IIRC, the compensation of the on board error amplifier doesn't work as expected. It's kind of backwards, so if you look at your typical type III opamp compensation with the voltage divider from output to IN- with RC across the top resistor and RC from the FB pin to IN- and a reference voltage on the IN+ formed by a voltage divider down from the internal 5V reference. In the TL494 however, you have to have the reference to the IN- pin and Vout to the IN+ pin, which means the compnesation is on the reference side of it rather than the Vout side. So, the series RC from Vout to IN+ should be from Vref to IN-.
I wouldn't expect to see the electrolytic capacitor on the FB pin, don't know what it's doing, can't imagine it help stability.

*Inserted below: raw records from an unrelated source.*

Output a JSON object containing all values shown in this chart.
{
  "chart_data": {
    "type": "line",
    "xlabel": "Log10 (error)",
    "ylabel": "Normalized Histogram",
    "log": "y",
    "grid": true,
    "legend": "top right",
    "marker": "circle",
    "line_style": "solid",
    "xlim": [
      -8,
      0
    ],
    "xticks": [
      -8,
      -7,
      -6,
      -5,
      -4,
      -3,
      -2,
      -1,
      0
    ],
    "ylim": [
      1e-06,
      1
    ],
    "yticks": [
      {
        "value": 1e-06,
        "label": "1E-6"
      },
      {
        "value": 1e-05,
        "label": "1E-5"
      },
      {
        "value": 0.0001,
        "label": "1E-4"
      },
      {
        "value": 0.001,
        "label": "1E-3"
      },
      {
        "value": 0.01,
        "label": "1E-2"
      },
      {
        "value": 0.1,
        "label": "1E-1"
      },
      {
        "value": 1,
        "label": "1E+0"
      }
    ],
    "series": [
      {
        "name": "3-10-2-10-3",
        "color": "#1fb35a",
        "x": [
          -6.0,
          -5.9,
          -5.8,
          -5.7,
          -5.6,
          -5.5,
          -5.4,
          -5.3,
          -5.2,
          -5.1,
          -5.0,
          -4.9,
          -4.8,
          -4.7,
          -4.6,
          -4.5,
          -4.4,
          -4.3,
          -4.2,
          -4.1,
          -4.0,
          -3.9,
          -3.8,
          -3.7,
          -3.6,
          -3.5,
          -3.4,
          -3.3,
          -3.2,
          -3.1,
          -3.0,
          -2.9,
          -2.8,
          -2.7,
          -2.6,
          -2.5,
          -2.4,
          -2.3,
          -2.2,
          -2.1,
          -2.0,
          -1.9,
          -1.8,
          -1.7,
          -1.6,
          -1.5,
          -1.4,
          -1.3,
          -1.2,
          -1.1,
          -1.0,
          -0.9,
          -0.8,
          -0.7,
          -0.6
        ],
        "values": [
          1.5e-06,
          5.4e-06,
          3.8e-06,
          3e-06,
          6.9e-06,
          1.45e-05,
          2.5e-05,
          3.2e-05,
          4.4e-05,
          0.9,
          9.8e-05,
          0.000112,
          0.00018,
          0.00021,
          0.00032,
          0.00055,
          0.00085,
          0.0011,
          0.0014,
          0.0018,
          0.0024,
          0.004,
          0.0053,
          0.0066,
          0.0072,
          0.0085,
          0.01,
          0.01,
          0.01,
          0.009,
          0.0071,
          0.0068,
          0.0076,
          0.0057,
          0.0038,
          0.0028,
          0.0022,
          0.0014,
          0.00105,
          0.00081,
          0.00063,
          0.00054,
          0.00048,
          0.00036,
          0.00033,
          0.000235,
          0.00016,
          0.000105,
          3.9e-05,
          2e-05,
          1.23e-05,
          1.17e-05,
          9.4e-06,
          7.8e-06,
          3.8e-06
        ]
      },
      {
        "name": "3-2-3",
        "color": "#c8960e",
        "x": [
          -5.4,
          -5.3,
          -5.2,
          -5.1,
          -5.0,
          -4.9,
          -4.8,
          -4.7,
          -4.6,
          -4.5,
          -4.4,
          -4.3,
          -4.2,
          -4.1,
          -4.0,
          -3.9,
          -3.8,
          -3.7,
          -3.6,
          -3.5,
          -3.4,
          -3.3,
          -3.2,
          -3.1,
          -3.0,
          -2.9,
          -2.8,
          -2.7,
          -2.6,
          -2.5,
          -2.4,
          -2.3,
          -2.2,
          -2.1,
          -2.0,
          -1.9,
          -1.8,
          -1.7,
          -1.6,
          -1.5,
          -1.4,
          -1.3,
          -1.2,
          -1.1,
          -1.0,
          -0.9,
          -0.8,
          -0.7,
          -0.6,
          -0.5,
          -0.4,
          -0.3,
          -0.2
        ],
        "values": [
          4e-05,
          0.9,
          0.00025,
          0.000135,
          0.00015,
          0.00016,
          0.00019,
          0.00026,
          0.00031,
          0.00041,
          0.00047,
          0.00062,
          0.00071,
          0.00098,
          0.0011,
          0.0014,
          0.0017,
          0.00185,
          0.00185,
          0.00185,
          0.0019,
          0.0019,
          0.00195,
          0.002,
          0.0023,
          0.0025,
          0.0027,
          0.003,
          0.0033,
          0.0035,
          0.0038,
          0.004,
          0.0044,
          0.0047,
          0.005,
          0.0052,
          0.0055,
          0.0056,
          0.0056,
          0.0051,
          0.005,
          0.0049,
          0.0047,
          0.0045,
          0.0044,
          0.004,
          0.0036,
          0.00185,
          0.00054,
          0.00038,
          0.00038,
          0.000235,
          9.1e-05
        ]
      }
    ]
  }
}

Typically with a pot to adjust the output voltage, you'd want it out of the AC feedback loop so that it doesn't affect stability, which means making it the lower resistor of a voltage divider. You also would typically want to set it up so that the input voltage to the error amplifier doesn't go up and down but rather stays in the linear region. The error amplifiers in SMPS chips are very primative opamps and won't behave well near their rails. You have 2 pots to set the voltage. I can't see really how one is a set point and one is a set limit like they're labelled. If it's a regulated power supply you should only need one pot and possibly a resistor or 2 in series with it to set its minimum/maximum position.
The TL494 has 2 error amps OR'd together, and it's very tempting to set one up for voltage limiting and one for current limiting, but this will behave very poorly. the IC has no internal latching, so current limting will result in many switching transitions within a single switching period. i.e. high frequency oscillation dramatically increasing switching loss. Also, the half bridge topology is unsuitable for current mode control which is essentially what you're trying to implement by doing this. The bus voltage between the capacitor divider will be pulled to one of its rails by positive feedback and the transformer will saturate. Doesn't really matter if you're regulating the primary current or the output inductor current in this regard, although there is inherently less protection when you have no current limiting on the primary.
For a half bridge, the minimum IC I'd recommend is a SG3525 or equivalent (I like UC2525A). It can be interfaced directly with a gate drive transformer or hi/lo gate driver IC, has a more textbook design and incorperates features such as latching, UVLO, totem pole outputs, soft start etc, all of which are really required of a proper SMPS.